Mouse macrophages infected with Trypanosoma cruzi in vitro may be activated to reduce
parasite infection by
interferon gamma (IFN-gamma). The addition of up to 10,000 units of IFN-gamma however, does not result in a 100% reduction of intracellular parasites. We, therefore, investigated the possibility that macrophages require an additional signal or signals to completely clear T. cruzi
infection. Because the combination of IFN-gamma with
lipopolysaccharide greatly enhanced macrophages ability to decrease the number of intracellular parasites, the interaction of IFN-gamma with
tumor necrosis factor (TNF) was examined. TNF alone and the combination of TNF with IFN-gamma did not have a significant effect on reducing parasite numbers below that obtained with IFN-gamma alone. This was also true for
lymphotoxin, a lymphokine similar to TNF in structure and function. The effect of IFN-gamma in combination with a
cytokine-rich supernatant containing
IL-2,
IL-3,
IL-4,
IL-5, and IFN-gamma on macrophage clearance of the parasite was also examined. The
cytokine-rich supernatant alone had no effect on reducing
parasite infection of the macrophages; indeed, in some experiments the addition of the supernatant resulted in an increase in the level of
parasite infection. However, 1000 units of IFN-gamma combined with the complex
cytokine mixture caused a decrease in
parasite infection of nearly 100% compared to that of control cultures treated with media alone.
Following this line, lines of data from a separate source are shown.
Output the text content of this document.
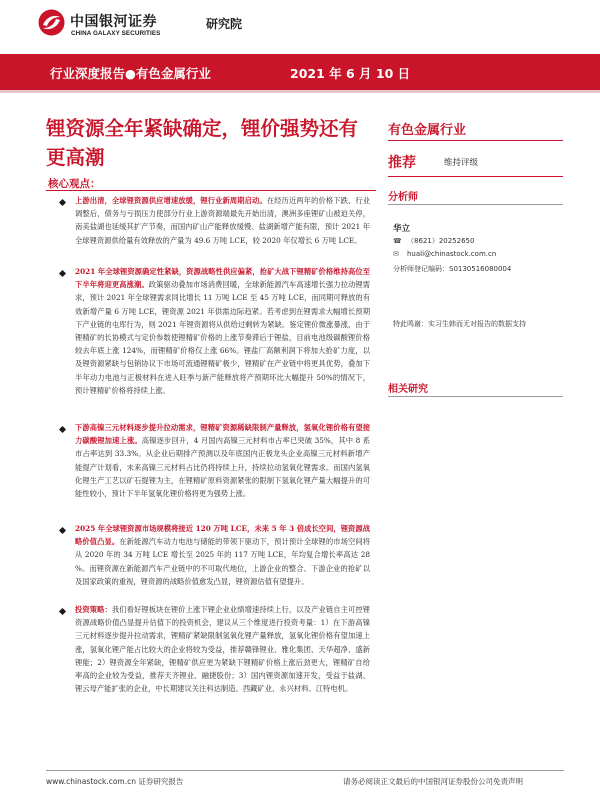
中国银河证券
CHINA GALAXY SECURITIES
研究院
行业深度报告●有色金属行业	2021 年 6 月 10 日
锂资源全年紧缺确定，锂价强势还有更高潮
有色金属行业
推荐	维持评级
分析师
华立
☎ （8621）20252650
✉ huali@chinastock.com.cn
分析师登记编码：S0130516080004
特此鸣谢：实习生韩而无对报告的数据支持
相关研究
核心观点：
上游出清，全球锂资源供应增速放缓，锂行业新周期启动。在经历近两年的价格下跌、行业调整后，债务与亏损压力使部分行业上游资源端最先开始出清，澳洲多座锂矿山被迫关停，南美盐湖也延缓其扩产节奏，而国内矿山产能释放缓慢、盐湖新增产能有限，预计 2021 年全球锂资源供给量有效释放的产量为 49.6 万吨 LCE，较 2020 年仅增长 6 万吨 LCE。
2021 年全球锂资源确定性紧缺，资源战略性供应偏紧，抢矿大战下锂精矿价格维持高位至下半年将迎更高涨潮。政策驱动叠加市场消费回暖，全球新能源汽车高速增长强力拉动锂需求，预计 2021 年全球锂需求同比增长 11 万吨 LCE 至 45 万吨 LCE，而同期可释放的有效新增产量 6 万吨 LCE，锂资源 2021 年供需边际趋紧。若考虑到在锂需求大幅增长预期下产业链的屯库行为，则 2021 年锂资源将从供给过剩转为紧缺。鉴定锂价微涨暴涨，由于锂精矿的长协模式与定价参数使锂精矿价格的上涨节奏滞后于锂盐，目前电池级碳酸锂价格较去年底上涨 124%，而锂精矿价格仅上涨 66%。锂盐厂高额利润下将加大抢矿力度，以及锂资源紧缺与包销协议下市场可流通锂精矿极少，锂精矿在产业链中将更具优势，叠加下半年动力电池与正极材料在进入旺季与新产能释放将产预期环比大幅提升 50%的情况下，预计锂精矿价格将持续上涨。
下游高镍三元材料逐步提升拉动需求，锂精矿资源稀缺限制产量释放，氢氧化锂价格有望接力碳酸锂加速上涨。高镍逐步回升，4 月国内高镍三元材料市占率已突破 35%，其中 8 系市占率达到 33.3%。从企业后期排产预测以及年底国内正极龙头企业高镍三元材料新增产能提产计划看，未来高镍三元材料占比仍将持续上升，持续拉动氢氧化锂需求。而国内氢氧化锂生产工艺以矿石提锂为主，在锂精矿原料资源紧张的限制下氢氧化锂产量大幅提升的可能性较小，预计下半年氢氧化锂价格将更为强势上涨。
2025 年全球锂资源市场规模将接近 120 万吨 LCE，未来 5 年 3 倍成长空间，锂资源战略价值凸显。在新能源汽车动力电池与储能的带领下驱动下，预计预计全球锂的市场空间将从 2020 年的 34 万吨 LCE 增长至 2025 年的 117 万吨 LCE，年均复合增长率高达 28 %。而锂资源在新能源汽车产业链中的不可取代地位，上游企业的整合、下游企业的抢矿以及国家政策的重视，锂资源的战略价值愈发凸显，锂资源估值有望提升。
投资策略：我们看好锂板块在锂价上涨下锂企业业绩增速持续上行，以及产业链自主可控锂资源战略价值凸显提升估值下的投资机会，建议从三个维度进行投资考量：1）在下游高镍三元材料逐步提升拉动需求，锂精矿紧缺限制氢氧化锂产量释放，氢氧化锂价格有望加速上涨，氢氧化锂产能占比较大的企业将较为受益，推荐赣锋锂业、雅化集团、天华超净、盛新锂能；2）锂资源全年紧缺，锂精矿供应更为紧缺下锂精矿价格上涨后劲更大，锂精矿自给率高的企业较为受益，推荐天齐锂业、融捷股份；3）国内锂资源加速开发，受益于盐湖、锂云母产能扩张的企业，中长期建议关注科达制造、西藏矿业、永兴材料、江特电机。
www.chinastock.com.cn 证券研究报告	请务必阅读正文最后的中国银河证券股份公司免责声明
To determine which
cytokine or
cytokines in the supernatant were responsible for this synergistic activity, anti-
cytokine antibodies were added to the supernatant prior to its addition with IFN-gamma to the cultures. Anti-IL-4 was the only antibody found to inhibit the synergism of IFN-gamma with the
cytokine-rich supernatant.
IL-4, however, did not significantly enhance the ability of IFN-gamma to induce macrophage clearance of the parasite, and
IL-4 alone caused a slight increase in
parasite infection in vitro. These results further define the role that
cytokines play in T. cruzi
infection of macrophages in vitro and suggest that the interaction of
cytokine networks within this system is complex.